Das Trio Palladio spielt Klaviertrios des lettischen Komponisten Pēteris Vasks: Lonely Angel in Form der zweiten Reinterpretation eines Streichquartettsatzes, Episodi e canto perpetuo und Plainscapes in einem eigenen Arrangement von 2011 stehen auf dem Programm.

Die ewige Weite, die Melancholie und ein übersinnliches Moment zeichnen die Musik von Pēteris Vasks aus. Die Handschrift seiner Musik appelliert unmittelbar an das Innerste des Hörers, die Klänge entzücken und bringen uns in tranceähnlich meditative Zustände. Wen könnte diese sinnlich übersinnliche Musik kalt lassen?

Die Meditation „Lonely Angel“ ging um die Welt und versinnbildlicht die tiefe Sehnsucht von Vasks‘ Musik. Ursprünglich handelte es sich um den fünften Satz des Vierten Streichquartetts, 2006 arbeitete der Komponist diesen dann für Violine und Streichorchester um, was von Gidon Kremer uraufgeführt wurde (zudem gibt es eine grandiose CD-Aufnahme mit Alina Pogostkina und Juha Kangas).
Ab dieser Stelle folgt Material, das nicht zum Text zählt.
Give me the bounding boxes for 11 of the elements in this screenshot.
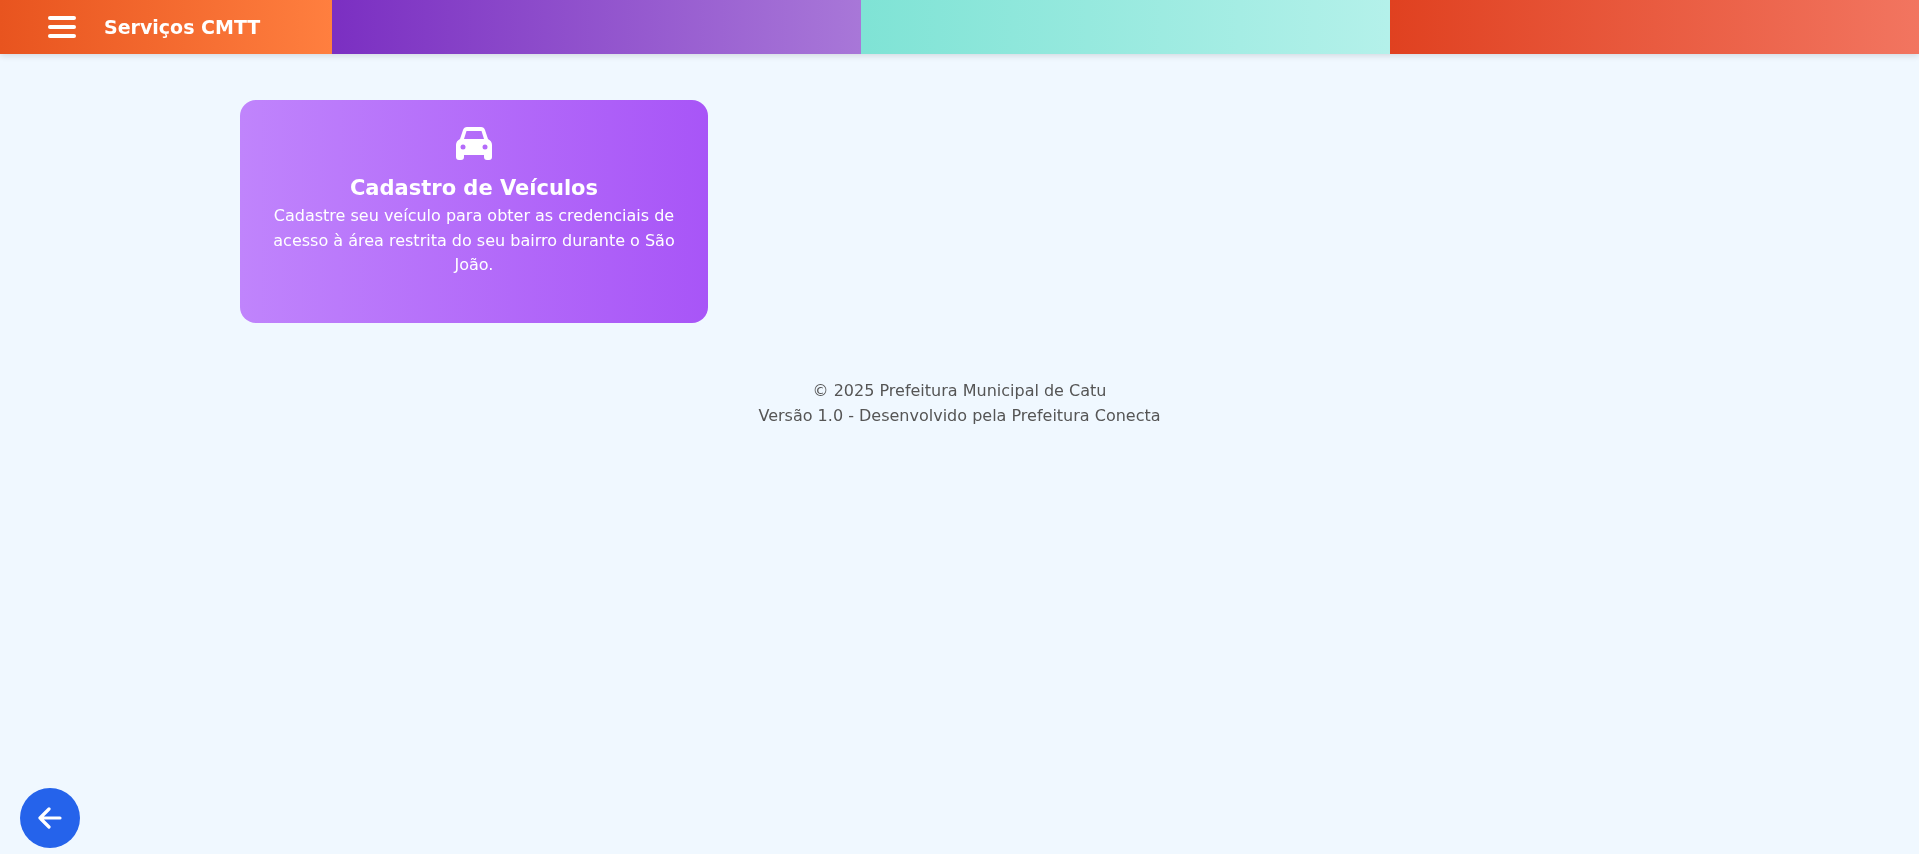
menu-icon <box>48 15 76 39</box>
card-title: Cadastro de Veículos <box>349 176 599 200</box>
car-icon <box>454 126 494 162</box>
back-button[interactable] <box>20 788 80 848</box>
service-card[interactable]: Cadastro de Veículos Cadastre seu veículo para obter as credenciais de acesso à área restrita do seu bairro durante o São João. <box>240 100 708 323</box>
menu-button[interactable] <box>48 15 76 39</box>
footer-text: Versão 1.0 - Desenvolvido pela Prefeitura Conecta <box>758 404 1161 427</box>
footer-text: © 2025 Prefeitura Municipal de Catu <box>812 380 1107 402</box>
back-arrow-icon <box>38 807 62 829</box>
app-title: Serviços CMTT <box>104 16 261 38</box>
card-description: Cadastre seu veículo para obter as credenciais de acesso à área restrita do seu bairro durante o São João. <box>272 205 676 276</box>
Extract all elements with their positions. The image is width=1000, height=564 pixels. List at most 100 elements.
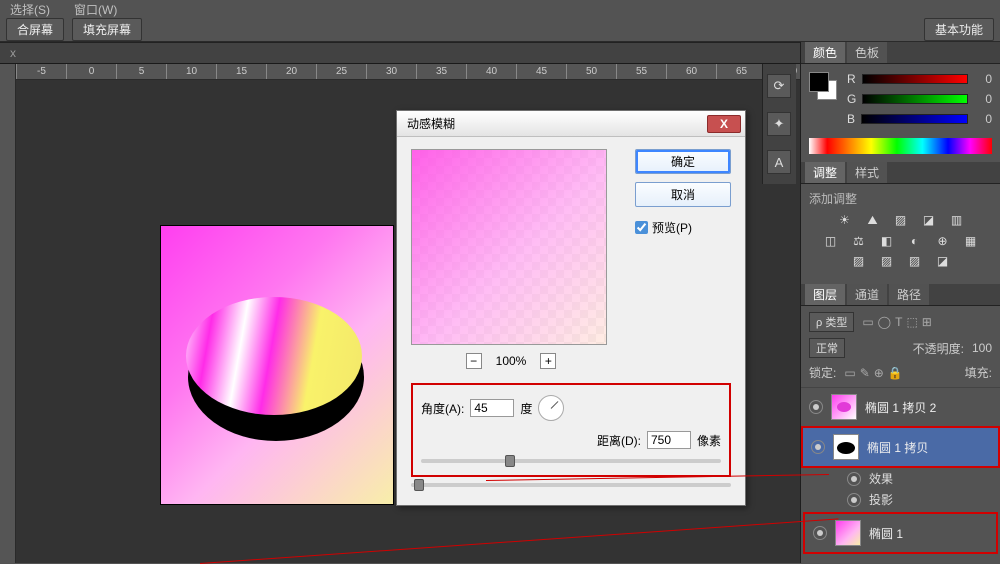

Für die vorliegende Produktion arbeitete Vasks das Werk erneut um, nun für Klaviertrio: diese Version erklingt zwar auf der Platte, wurde allerdings bislang noch nicht im Konzert aus der Taufe gehoben. Aufbrausender präsentieren sich die Episodi e canto perpetuo, ein knapp halbstündiger Kampf zwischen Licht und Dunkelheit und zudem das einzig genuin für Klaviertrio konzipierte Werk dieser Aufnahme. Vasks wagt sich an modernistische Effekte und tösende Klangfluten, verliert aber dennoch nie die unverkünstelte Ästhetik und die pure Schönheit der Musik. Plainscapes schafft eine Hyperbildlichkeit, wie wir sie sonst nur von Debussy oder Ravel erwarten würden, deren Klangsprache Vasks allerdings nicht einmal tangiert. Ursprünglich besetzt für Chor mit Instrumenten, beschreibt Plainscapes die Landschaft von Semgallen. Die Musik beginnt erneut mit einem „ewigen Gesang“, schwerelos und absolut magisch, bevor auch hier die Dunkelheit eintritt. Rhythmisch vertrackte Passagen mit gleichförmiger Gegenüberstellung von unterschiedlichen triolischen und duolischen Notenwerten formt die Landschaft.

Die Musik von Pēteris Vasks spricht durch sich selbst; den Musikern wird vor allem ein feines Gehör und innere Ruhe abverlangt, dem Fluss zu folgen, ohne zu stocken. Das Trio Palladio schwebt geradezu durch Lonely Angel und Plainscapes: ohne Härte und Widerstand trifft es den Kern der Tongebung und eröffnet so für den Hörer die Unendlichkeit dieser Musik. Grandios gelingen die auftürmenden Passagen in Episodi e canto perpetuo, die äußerst schwierig in der Darstellung sind: schnell verleitet einen die Musik dazu, zu hämmern oder vertikale Wucht walten zu lassen. Doch die Musiker bewahren sich erfolgreich davor und schaffen auch hier eine voluminöse Nachgiebigkeit, die der Musik Samtheit bis in die wilden Momente verleiht.